2018/10/4

4587:二つのケーブル  

 「では、モーツァルトの幻想曲ハ短調で、このドイツ製のケーブルを試してみましょうか・・・?」とグールドさんは言った。

 「そうですね・・・CDプレーヤーとプリアンプの間のケーブルを交換してみますか・・・それ以外は固定したほうが分かりやすいですからね・・・」私はそう答えた。

 「二つあるのなら、最後にCDとプリの間と、プリとパワーの間、両方に使ってみましょう・・・また違う世界が見えてくるでしょうから・・・」そう言いながら、腰を上げたグールドさんは、CDプレーヤーとプリアンプの電源を一旦切った。

 「どちらからにしましょうか・・・」私は2セットあるRCAケーブルを手にしながら、見比べた。一つはしっかりとした被膜の仕様のもので、素材は絹が使われている。

 もう一つはやや緩めの被膜の仕様のもので素材は木綿が使われている。中の電線は同じもののようである。

 つまり中身が同じで外側だけが違うのであるが、そこを通ってきた音は変わる。理論的なことは分からないが、その被膜を手で触った感触と出てくる音の感じは似ている。

 絹でしっかりとした被膜が形成されたケーブルはしっかりとした音がして、木綿で緩やかな被膜が形成されたケーブルはふんわりとした音がする。

 まずは絹の被膜のケーブルをグールドさんに手渡した。MITのRCAケーブルは取り外されて、床に置かれた。

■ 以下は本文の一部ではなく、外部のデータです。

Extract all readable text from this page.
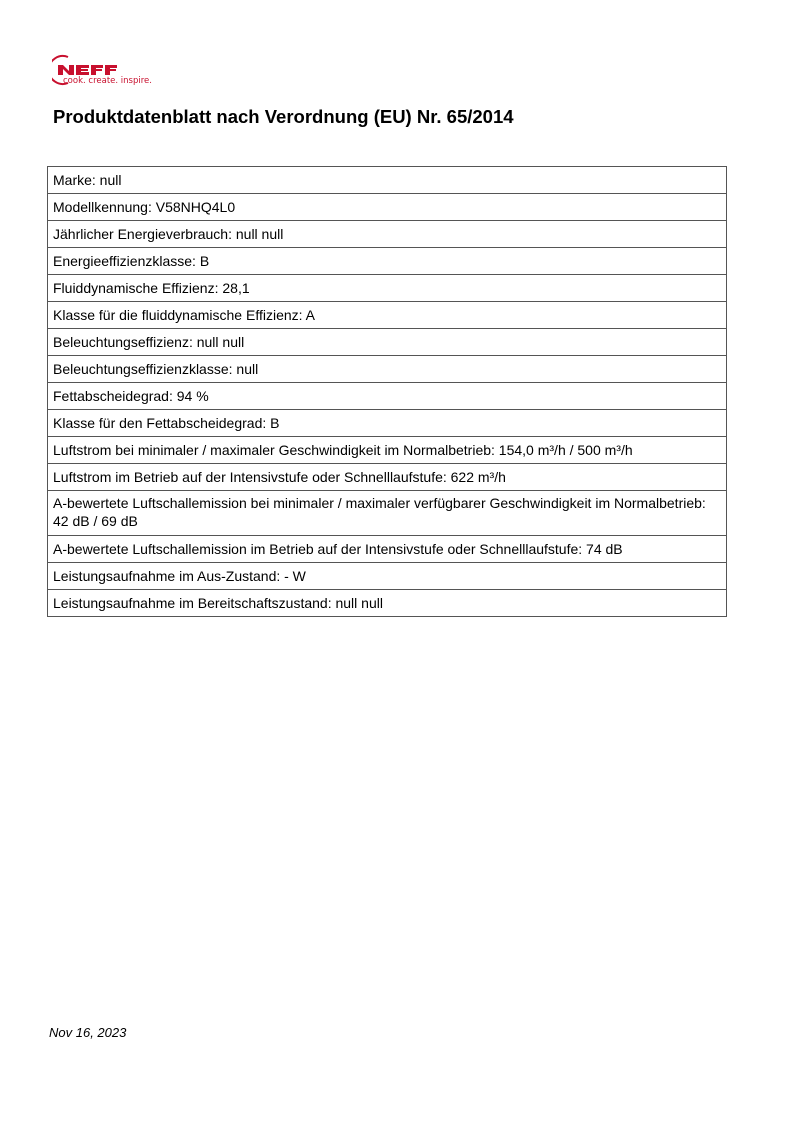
cook. create. inspire.
Produktdatenblatt nach Verordnung (EU) Nr. 65/2014
Marke: null
Modellkennung: V58NHQ4L0
Jährlicher Energieverbrauch: null null
Energieeffizienzklasse: B
Fluiddynamische Effizienz: 28,1
Klasse für die fluiddynamische Effizienz: A
Beleuchtungseffizienz: null null
Beleuchtungseffizienzklasse: null
Fettabscheidegrad: 94 %
Klasse für den Fettabscheidegrad: B
Luftstrom bei minimaler / maximaler Geschwindigkeit im Normalbetrieb: 154,0 m³/h / 500 m³/h
Luftstrom im Betrieb auf der Intensivstufe oder Schnelllaufstufe: 622 m³/h
A-bewertete Luftschallemission bei minimaler / maximaler verfügbarer Geschwindigkeit im Normalbetrieb: 42 dB / 69 dB
A-bewertete Luftschallemission im Betrieb auf der Intensivstufe oder Schnelllaufstufe: 74 dB
Leistungsaufnahme im Aus-Zustand: - W
Leistungsaufnahme im Bereitschaftszustand: null null
Nov 16, 2023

 そのケーブルはMIT MI-330である。MITの最初期の時代のケーブルである。独特の肌色に似た色合いのケーブルで、細く華奢なケーブルである。

 絹製の被膜の古いドイツ製のケーブルに換えて、幻想曲ハ短調の印象はどう変わったか・・・「なんだか生々しくなったような・・・」というのが、その第一印象であった。

 聴き進むうちに、マイクのセッティングがよりピアノに肉薄したような感覚に捕らわれた。しかし、じっくりと聴くと、もう少し緩い面があった方が全体を俯瞰しやすいのかもしれないとも思える。

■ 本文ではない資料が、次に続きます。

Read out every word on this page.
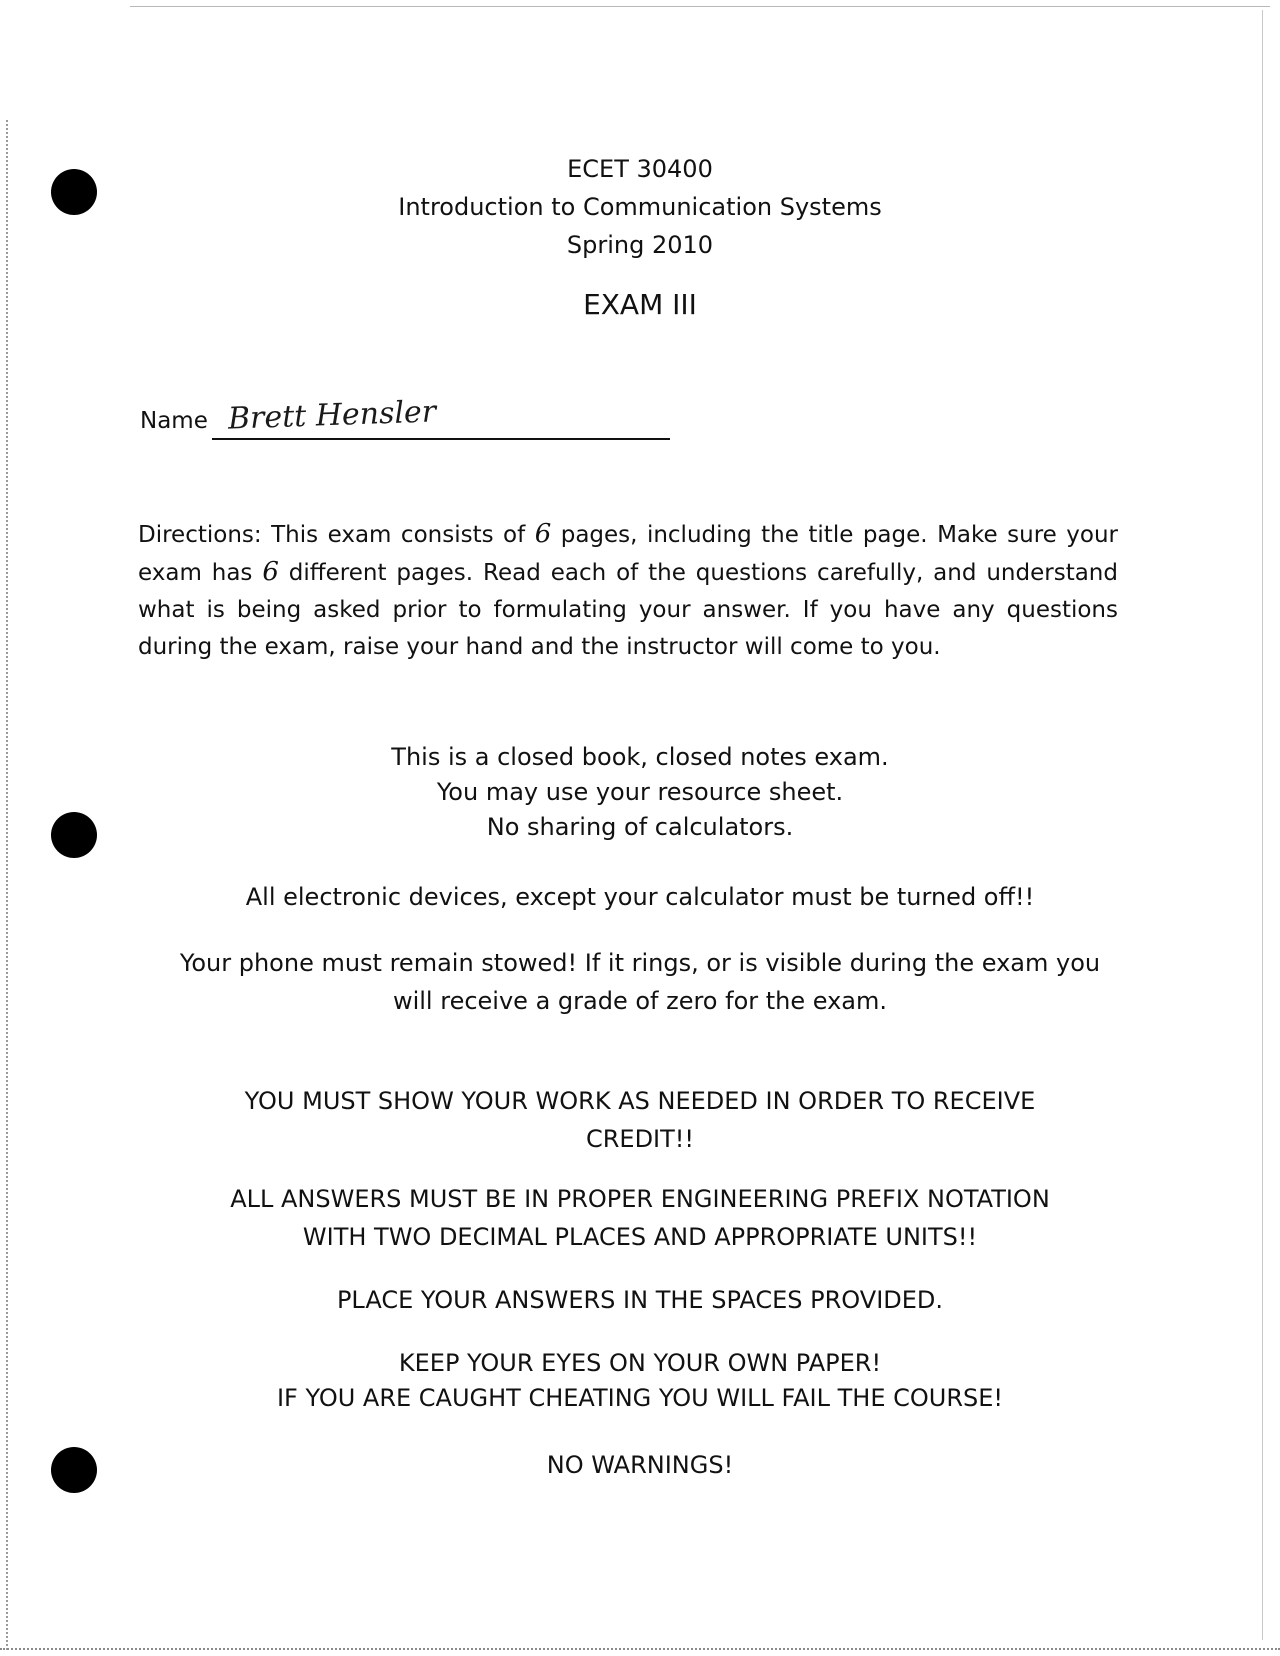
ECET 30400
Introduction to Communication Systems
Spring 2010
EXAM III
Name Brett Hensler
Directions: This exam consists of 6 pages, including the title page. Make sure your exam has 6 different pages. Read each of the questions carefully, and understand what is being asked prior to formulating your answer. If you have any questions during the exam, raise your hand and the instructor will come to you.
This is a closed book, closed notes exam.
You may use your resource sheet.
No sharing of calculators.
All electronic devices, except your calculator must be turned off!!
Your phone must remain stowed! If it rings, or is visible during the exam you
will receive a grade of zero for the exam.
YOU MUST SHOW YOUR WORK AS NEEDED IN ORDER TO RECEIVE
CREDIT!!
ALL ANSWERS MUST BE IN PROPER ENGINEERING PREFIX NOTATION
WITH TWO DECIMAL PLACES AND APPROPRIATE UNITS!!
PLACE YOUR ANSWERS IN THE SPACES PROVIDED.
KEEP YOUR EYES ON YOUR OWN PAPER!
IF YOU ARE CAUGHT CHEATING YOU WILL FAIL THE COURSE!
NO WARNINGS!
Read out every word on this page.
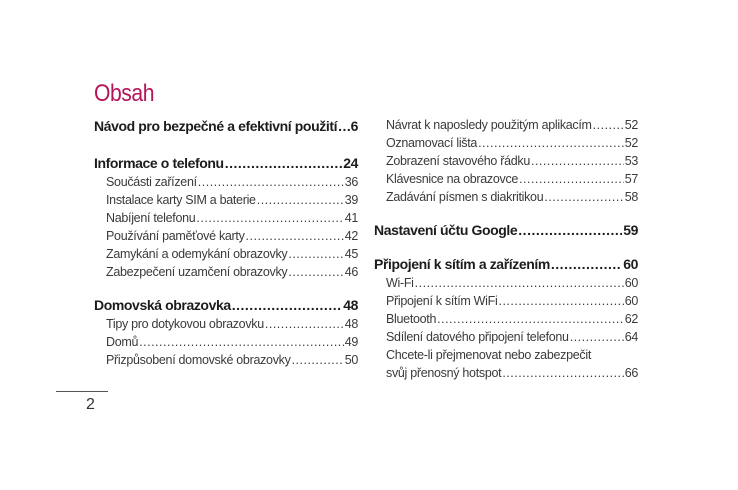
Obsah
Návod pro bezpečné a efektivní použití ..... 6
Informace o telefonu .....	24
Součásti zařízení .....	36
Instalace karty SIM a baterie .....	39
Nabíjení telefonu .....	41
Používání paměťové karty .....	42
Zamykání a odemykání obrazovky .....	45
Zabezpečení uzamčení obrazovky .....	46
Domovská obrazovka .....	48
Tipy pro dotykovou obrazovku .....	48
Domů .....	49
Přizpůsobení domovské obrazovky .....	50
Návrat k naposledy použitým aplikacím .....	52
Oznamovací lišta .....	52
Zobrazení stavového řádku .....	53
Klávesnice na obrazovce .....	57
Zadávání písmen s diakritikou .....	58
Nastavení účtu Google .....	59
Připojení k sítím a zařízením .....	60
Wi-Fi .....	60
Připojení k sítím WiFi .....	60
Bluetooth .....	62
Sdílení datového připojení telefonu .....	64
Chcete-li přejmenovat nebo zabezpečit
svůj přenosný hotspot .....	66
2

 MITは抜けきり感は今一つであるが、全体のバランスは自然で破綻しない良さがある。短期集中型の聴き方では、このケーブルの方が能力が高いといえるが、長い時間音楽鑑賞をするうえでは、短所も見受けられる。

 グールドさんは「すっと抜けますね・・・ピアノの弦の振動がより体感できる感があります。帯域バランス的には少し高域寄りにシフトするためか、低域の量感が少し不足する感じもあります・・・」と評された。

 グールドさんの印象も、私とほぼ同じようなので安心した。「そうですね・・・私も同じ印象を受けました・・・」そう話しながら、もう一つのRCAケーブルをグールドさんに手渡した。

 「随分手に持った感じが違いますね・・・」グールドさんはそう言いながら、CDプレーヤーとプリアンプの間のRCAケーブルをもう一度交換した。